Of course, there is no need for this to be a shell script - it can be any program that reads stdin and writes to stdout. But for this specific case, I needed to run compute-risk with a complete input file, and this model can be used for pretty much any program that doesn't fit the Hadoop record-based approach.

Reporting process

There's not much to talk about here at the moment. With the data landed in HDFS, and in CSV format, combined with wanting to use a BI tool that can connect through ODBC, Hive (with Tez) was the natural choice. And it worked wonderfully... on the test cluster (96 cores), and with 3.5B rows, it is able to run a fairly complex aggregation in under 1 minute. I ❤️ Hive so much... Take that, old-school RDBMS engines!

Wrap up

Overall, this was a stunning success for the client. By removing the database load/extract processes, and running processing locally, the end-to-end job went from over 7 hours to just over 20 minutes... Sure, it's using more computing power, but that's exactly the point: it is able to scale horizontally, where the existing solution cannot. Plus there's no wasted time copying data all over the place. And no more (very expensive) software license fees for the RDBMS.

From the end user's perspective, all that has changed is now the batch run takes a the length of a coffee break, rather than a full work day. The analysis tool (their interface) has not changed (it is just sending SQL to Hive instead of a traditional RDBMS).

Now... not to get all fanboy on Hadoop/Hive, there are a few things to keep in mind. This setup would be a terrible idea as the underlying technology for an OLTP system, and there are no referential integrity checks on the data, which means much more care is required for implementing an OLAP system. But, depending on the use case, I'm certainly going to be considering using this technique more often...

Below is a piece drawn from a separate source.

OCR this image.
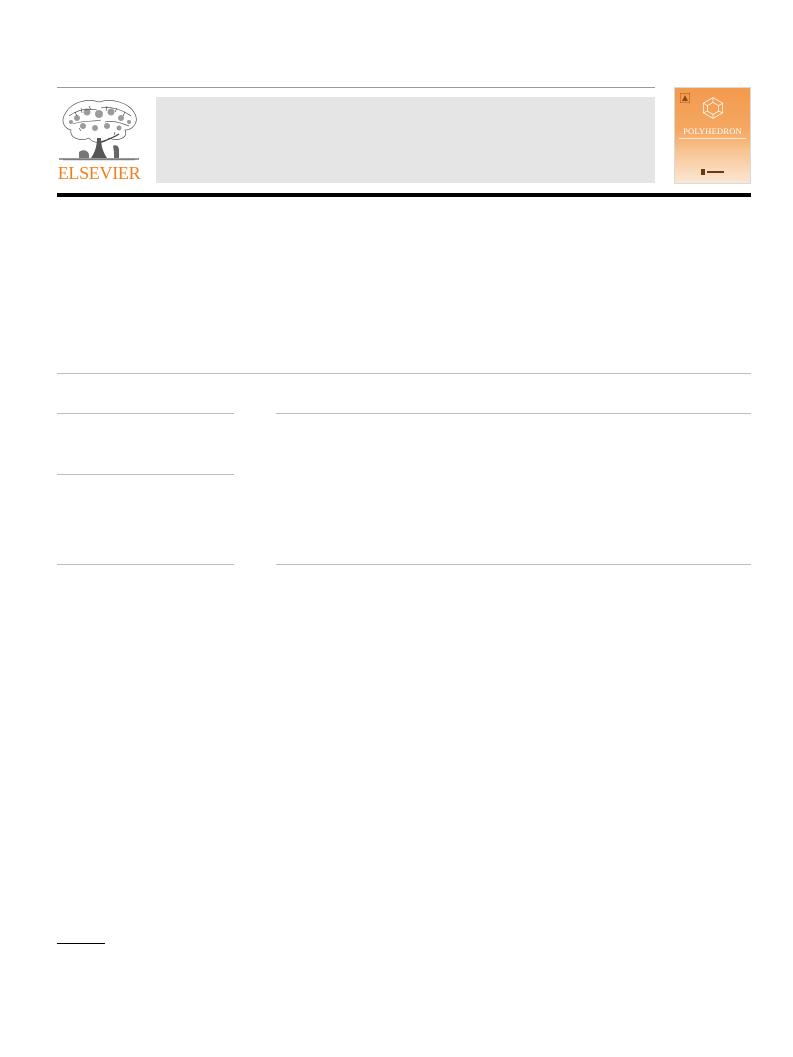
ELSEVIER
POLYHEDRON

  1. Yes, the term "Big Data" annoys me to no end. Buzzwords. I don't want to leverage their synergy.

  2. I don't actually have a problem with the term "data lake". It's a colourful and meaningful analogy, rather than a buzzword that sounds like a 5 year old child created it. Er... kinda like Google or Hadoop... Well, at least they are proper nouns, right? 😎

  3. I am definitely leaving it as an exercise for the reader to figure out the differences between the input format readers - it's character building.